I prefer Wise Woman too. And I like to think I can still Run With the Wolves, if only a bit more slowly. How many of us are misplaced zygotes, living a life that seems to belong to someone else? Here's one of my favorite passages from Women Who Run With the Wolves:Myths and Stories of the Wild Woman Archetype, by Clarissa Pinkola Estes:
But what if you, being a swan, had to pretend you were a mouse? What if you had to pretend to be gray and furry and tiny? What you had no long snaky tail to carry in the air on tail-carrying day? What if wherever you went you tried to walk like a mouse, but you waddled instead? What if you tried to talk like a mouse, but instead out came a honk every time? Wouldn't you be the most miserable creature in the world?
If there's one thing that impairs our aging process as humans and as riders, it's the false belief that we must live up to someone else's standards in order to gain acceptance. Sure, if you have no tail on tail-carrying day (or, in rider terms, you look like a muffin in those white dressage pants and man-shaped jacket), it's going to come to the attention of the purveyors of righteous horseman style. It's very hard to waggle your duck tail and pretend to be a rail-thin, 5'10" swan, and your ego can take quite a hit if you've bought into the package of shoulds that come with horses.
knee patch breeches have
just the right amount of
corset feel. But when did
crotches develop a "low
rise"? Hate that!
And how much worse does it get when you begin to notice the signs of aging? Oh, my! So much worse!
I'm not sure when my search for breeches fabrics that are at once soft and cushy and girdle-tight to hold my flapping thighs still, but it happened. And somewhere down the line I bought three-step mounting blocks and gave away the two-step versions. Forget leaping onto the horse's bare back from the top rail of the fence. I remember it, vaguely, but would find it less than amusing to give it another try.
The blog post linked above notes such Passages as finding bedtime coinciding more and more regularly with the setting of the sun. And the lack of desire to change the world when getting a cup of coffee is much more imperative is certainly an age-related change for me.
One nice thing about life with horses is that the beasts don't care how old you are, nor do they cut you any slack for your obvious shortfalls in the athleticism arena. As a result, we who ride tend to ignore, at least to a point, those changes that others find so daunting.

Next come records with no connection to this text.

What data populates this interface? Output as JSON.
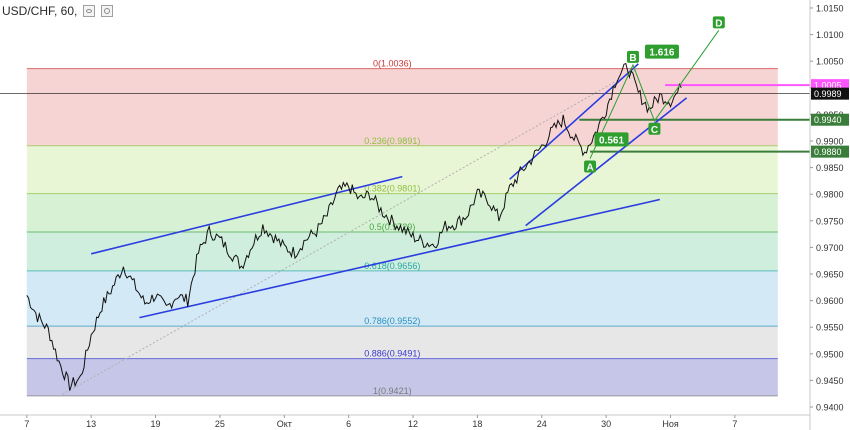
{
  "header": {
    "symbol": "USD/CHF, 60,",
    "icons": [
      "eye-icon",
      "gear-icon"
    ]
  },
  "colors": {
    "channel": "#2b3de0",
    "harmonic": "#2e9e2e",
    "price": "#111111",
    "fib_labels": [
      "#9a9a9a",
      "#cc3333",
      "#8cbf3f",
      "#8cbf3f",
      "#4aa64a",
      "#2aa6a6",
      "#2a8fbf",
      "#3a3acc",
      "#7a7a7a"
    ],
    "fib_bands": [
      "#f6d4d4",
      "#e9f6d6",
      "#d6f1d3",
      "#cfeede",
      "#d3e9f5",
      "#e7e7e7",
      "#c6c6e8"
    ],
    "price_tags": [
      "#ff55ff",
      "#111111",
      "#3a7d3a",
      "#3a7d3a"
    ]
  },
  "chart_data": {
    "type": "line",
    "title": "USD/CHF, 60,",
    "y_axis_position": "right",
    "grid": false,
    "ylim": [
      0.9385,
      1.0165
    ],
    "y_ticks": [
      "1.0150",
      "1.0100",
      "1.0050",
      "1.0000",
      "0.9950",
      "0.9900",
      "0.9850",
      "0.9800",
      "0.9750",
      "0.9700",
      "0.9650",
      "0.9600",
      "0.9550",
      "0.9500",
      "0.9450",
      "0.9400"
    ],
    "x_ticks": [
      {
        "label": "7",
        "i": 0
      },
      {
        "label": "13",
        "i": 6
      },
      {
        "label": "19",
        "i": 12
      },
      {
        "label": "25",
        "i": 18
      },
      {
        "label": "Окт",
        "i": 24
      },
      {
        "label": "6",
        "i": 30
      },
      {
        "label": "12",
        "i": 36
      },
      {
        "label": "18",
        "i": 42
      },
      {
        "label": "24",
        "i": 48
      },
      {
        "label": "30",
        "i": 54
      },
      {
        "label": "Ноя",
        "i": 60
      },
      {
        "label": "7",
        "i": 66
      }
    ],
    "x_range": [
      -2.5,
      73
    ],
    "fib_levels": [
      {
        "ratio": 0,
        "price": 1.0036,
        "label": "0(1.0036)"
      },
      {
        "ratio": 0.236,
        "price": 0.9891,
        "label": "0.236(0.9891)"
      },
      {
        "ratio": 0.382,
        "price": 0.9801,
        "label": "0.382(0.9801)"
      },
      {
        "ratio": 0.5,
        "price": 0.9729,
        "label": "0.5(0.9729)"
      },
      {
        "ratio": 0.618,
        "price": 0.9656,
        "label": "0.618(0.9656)"
      },
      {
        "ratio": 0.786,
        "price": 0.9552,
        "label": "0.786(0.9552)"
      },
      {
        "ratio": 0.886,
        "price": 0.9491,
        "label": "0.886(0.9491)"
      },
      {
        "ratio": 1,
        "price": 0.9421,
        "label": "1(0.9421)"
      }
    ],
    "fib_x_range": [
      0,
      70
    ],
    "price_tags": [
      {
        "label": "1.0005",
        "value": 1.0005
      },
      {
        "label": "0.9989",
        "value": 0.9989
      },
      {
        "label": "0.9940",
        "value": 0.994
      },
      {
        "label": "0.9880",
        "value": 0.988
      }
    ],
    "reference_lines": [
      {
        "value": 1.0005,
        "x_from": 59.5
      },
      {
        "value": 0.9989,
        "x_from": -2.5
      },
      {
        "value": 0.994,
        "x_from": 51.5
      },
      {
        "value": 0.988,
        "x_from": 52.5
      }
    ],
    "channels": [
      {
        "name": "",
        "points": [
          [
            6,
            0.9688
          ],
          [
            35,
            0.9833
          ]
        ]
      },
      {
        "name": "",
        "points": [
          [
            10.5,
            0.9568
          ],
          [
            59,
            0.979
          ]
        ]
      },
      {
        "name": "",
        "points": [
          [
            45,
            0.9828
          ],
          [
            57,
            1.0045
          ]
        ]
      },
      {
        "name": "",
        "points": [
          [
            46.5,
            0.9741
          ],
          [
            61.5,
            0.9981
          ]
        ]
      }
    ],
    "harmonic_pattern": {
      "points": [
        {
          "label": "A",
          "i": 52.5,
          "value": 0.9867
        },
        {
          "label": "B",
          "i": 56.5,
          "value": 1.0043
        },
        {
          "label": "C",
          "i": 58.5,
          "value": 0.9938
        },
        {
          "label": "D",
          "i": 64.5,
          "value": 1.0108
        }
      ],
      "ratios": [
        {
          "label": "0.561",
          "i": 54.5,
          "value": 0.9903
        },
        {
          "label": "1.616",
          "i": 59.2,
          "value": 1.0068
        }
      ]
    },
    "projection_line": [
      [
        3,
        0.942
      ],
      [
        57,
        1.0036
      ]
    ],
    "price_series": {
      "name": "",
      "values": [
        0.961,
        0.957,
        0.9545,
        0.9485,
        0.944,
        0.9455,
        0.9535,
        0.959,
        0.9625,
        0.9665,
        0.963,
        0.9595,
        0.961,
        0.9585,
        0.961,
        0.96,
        0.969,
        0.973,
        0.9715,
        0.969,
        0.9665,
        0.9705,
        0.974,
        0.972,
        0.97,
        0.969,
        0.9715,
        0.973,
        0.976,
        0.9805,
        0.9815,
        0.979,
        0.98,
        0.977,
        0.975,
        0.9735,
        0.972,
        0.971,
        0.9705,
        0.974,
        0.9745,
        0.976,
        0.98,
        0.979,
        0.9755,
        0.981,
        0.984,
        0.9865,
        0.989,
        0.992,
        0.994,
        0.9905,
        0.988,
        0.9915,
        0.996,
        1.002,
        1.004,
        0.999,
        0.996,
        0.9985,
        0.9975,
        1.0
      ]
    }
  }
}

I noticed this during the winter of awful that we just had, when the cold was so severe that there was no hope of doing anything athletic outdoors beyond crawling over the ice to the barn and back again. As I sat for hour upon hour in my trusty recliner with my current reading fetish in one hand and my tablet/phone/laptop on the table at my side (why move just to recharge when it's easier to have multiple options within reach, eh?), I slowly crumpled into a mess of wrinkly stuff I wouldn't have recognized just months earlier. Getting up and about was harder. I have a small gym in my house, but just walking into that room gave me a twinge of anxiety because I was pretty sure that anything I lifted, pushed, pulled, or threw was going to cause me pain the next day. And I was right.

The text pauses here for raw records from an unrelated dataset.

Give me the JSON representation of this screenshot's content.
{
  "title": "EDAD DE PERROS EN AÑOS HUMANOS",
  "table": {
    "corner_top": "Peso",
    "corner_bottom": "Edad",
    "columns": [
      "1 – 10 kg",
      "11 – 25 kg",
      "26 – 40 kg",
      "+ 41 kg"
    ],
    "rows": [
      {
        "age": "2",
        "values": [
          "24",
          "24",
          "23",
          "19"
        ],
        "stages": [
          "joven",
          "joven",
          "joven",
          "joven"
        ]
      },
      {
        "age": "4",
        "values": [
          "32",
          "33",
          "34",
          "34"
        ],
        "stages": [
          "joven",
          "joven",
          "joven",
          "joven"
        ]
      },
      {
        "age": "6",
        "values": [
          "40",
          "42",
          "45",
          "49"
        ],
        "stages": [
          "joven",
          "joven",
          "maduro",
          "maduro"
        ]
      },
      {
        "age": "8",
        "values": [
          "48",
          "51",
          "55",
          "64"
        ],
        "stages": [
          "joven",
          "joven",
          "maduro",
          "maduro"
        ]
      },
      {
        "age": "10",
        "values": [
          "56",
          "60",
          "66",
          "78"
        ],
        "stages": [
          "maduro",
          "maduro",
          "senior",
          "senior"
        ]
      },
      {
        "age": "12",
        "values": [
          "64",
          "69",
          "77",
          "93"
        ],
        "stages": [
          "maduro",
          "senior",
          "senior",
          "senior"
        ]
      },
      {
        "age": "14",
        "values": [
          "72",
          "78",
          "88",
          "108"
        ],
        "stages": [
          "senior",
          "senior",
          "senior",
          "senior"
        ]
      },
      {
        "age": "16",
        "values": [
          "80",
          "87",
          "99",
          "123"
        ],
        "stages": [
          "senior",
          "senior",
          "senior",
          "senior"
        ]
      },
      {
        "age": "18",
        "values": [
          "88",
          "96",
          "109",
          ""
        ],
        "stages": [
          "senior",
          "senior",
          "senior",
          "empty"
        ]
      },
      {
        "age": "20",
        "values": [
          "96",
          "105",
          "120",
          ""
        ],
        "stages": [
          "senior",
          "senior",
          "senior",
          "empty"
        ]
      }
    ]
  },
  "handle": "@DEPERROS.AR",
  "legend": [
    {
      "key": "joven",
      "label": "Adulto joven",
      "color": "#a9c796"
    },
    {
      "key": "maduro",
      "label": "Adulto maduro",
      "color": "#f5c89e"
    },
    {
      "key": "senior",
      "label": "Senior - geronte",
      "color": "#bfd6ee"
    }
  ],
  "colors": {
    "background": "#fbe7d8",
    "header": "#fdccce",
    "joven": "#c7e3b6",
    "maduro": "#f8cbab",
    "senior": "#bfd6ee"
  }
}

But as low as my aging body dragged my spirit this winter, it's equally stunning to me how quickly I recovered once the sun melted the snow and ice so I could walk upright again. The reason for that is simply that I still have the horses to take care of, and...well...I want to ride. My mind hasn't been aging at the same rate as the rest of me, fortunately. In my head, I still howl at the moon and ride bareback races on the railroad bed. In dreams I'm still sitting tall on my Fancy horse and waiting for someone to put that blue ribbon in my hand.
Okay...I know what you're thinking. We all know about getting senile, and I'm well on my way, right? Actually, though I might be, the reality is that visualization is an excellent means of regaining muscle tone.

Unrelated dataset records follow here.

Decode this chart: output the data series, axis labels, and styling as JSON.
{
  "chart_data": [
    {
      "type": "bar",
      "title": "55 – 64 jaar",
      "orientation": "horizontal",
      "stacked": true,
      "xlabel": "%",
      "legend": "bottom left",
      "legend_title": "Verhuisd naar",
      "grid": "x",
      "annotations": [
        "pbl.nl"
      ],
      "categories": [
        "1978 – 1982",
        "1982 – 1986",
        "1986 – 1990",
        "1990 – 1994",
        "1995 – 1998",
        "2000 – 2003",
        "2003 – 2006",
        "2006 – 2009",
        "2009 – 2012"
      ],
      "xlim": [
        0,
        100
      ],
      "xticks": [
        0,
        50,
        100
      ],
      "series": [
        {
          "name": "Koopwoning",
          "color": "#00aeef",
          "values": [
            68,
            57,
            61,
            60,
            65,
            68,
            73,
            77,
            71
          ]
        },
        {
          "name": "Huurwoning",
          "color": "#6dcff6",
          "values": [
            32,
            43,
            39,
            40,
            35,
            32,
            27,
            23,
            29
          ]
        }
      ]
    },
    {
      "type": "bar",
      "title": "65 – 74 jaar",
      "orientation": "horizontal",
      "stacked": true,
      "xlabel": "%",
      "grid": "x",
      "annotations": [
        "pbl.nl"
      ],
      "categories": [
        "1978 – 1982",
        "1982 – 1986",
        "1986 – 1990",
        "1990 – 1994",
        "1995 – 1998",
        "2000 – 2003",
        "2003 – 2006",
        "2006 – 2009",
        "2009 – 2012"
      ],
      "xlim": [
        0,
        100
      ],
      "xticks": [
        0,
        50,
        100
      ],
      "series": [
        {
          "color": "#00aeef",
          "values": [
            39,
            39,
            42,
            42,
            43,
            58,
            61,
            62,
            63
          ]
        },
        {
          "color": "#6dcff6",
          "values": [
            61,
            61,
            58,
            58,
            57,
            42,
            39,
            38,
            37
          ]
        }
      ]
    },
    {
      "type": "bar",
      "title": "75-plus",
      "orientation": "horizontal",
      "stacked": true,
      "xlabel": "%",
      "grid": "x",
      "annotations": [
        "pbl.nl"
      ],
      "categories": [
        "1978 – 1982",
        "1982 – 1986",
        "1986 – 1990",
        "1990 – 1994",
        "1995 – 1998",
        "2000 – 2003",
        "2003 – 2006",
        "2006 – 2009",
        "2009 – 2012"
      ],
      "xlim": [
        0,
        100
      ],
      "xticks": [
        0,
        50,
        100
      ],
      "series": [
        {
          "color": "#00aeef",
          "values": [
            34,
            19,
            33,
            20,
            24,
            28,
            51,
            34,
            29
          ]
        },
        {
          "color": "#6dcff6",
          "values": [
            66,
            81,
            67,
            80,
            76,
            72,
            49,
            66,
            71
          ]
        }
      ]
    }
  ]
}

|What I think about on those cold winter|
days...rides to remember.
"What ill magic is this?" you ask. Seriously. It's real. If I recall the history correctly, this technique was uncovered among long-term prisoners of war back in the Viet Nam era. A tennis player of note, having been captured during his service as cannon fodder, spent his long days in solitary replaying his games in his head. When he was finally released, he discovered that his ability to play tennis was nearly as good as it had been prior to his exercise-free incarceration.
So think about it: You dream, you think, you tell stories about the great rides of your past, and your muscles, having excellent memories of their own, tweak themselves back into some semblance of condition so you can continue on your merry, ageless riding path. Talk about blurred lines..!
Do that. Think about it. Remember how it felt in detail. Ride your best rides in your head while you're doing other things. Allow your inner narrative to change back from "Good grief!" to "I can do this!" Then go saddle up and forget about your age and your aches and pains (there are pills for that), and don't be surprised when strangers deduct a decade from you age because you're far more limber and relaxed and in-control than you "should" be. You might not be able to swing that ridiculous riding habit (obviously designed by a sado-masochistic dullard), but you won't care. That's one thing about aging you don't want to let go of...the ability to not have any f*cks left to give. You can still wrangle a 1000 lb animal into letting you drive it around at your will. Woo-HOO for that!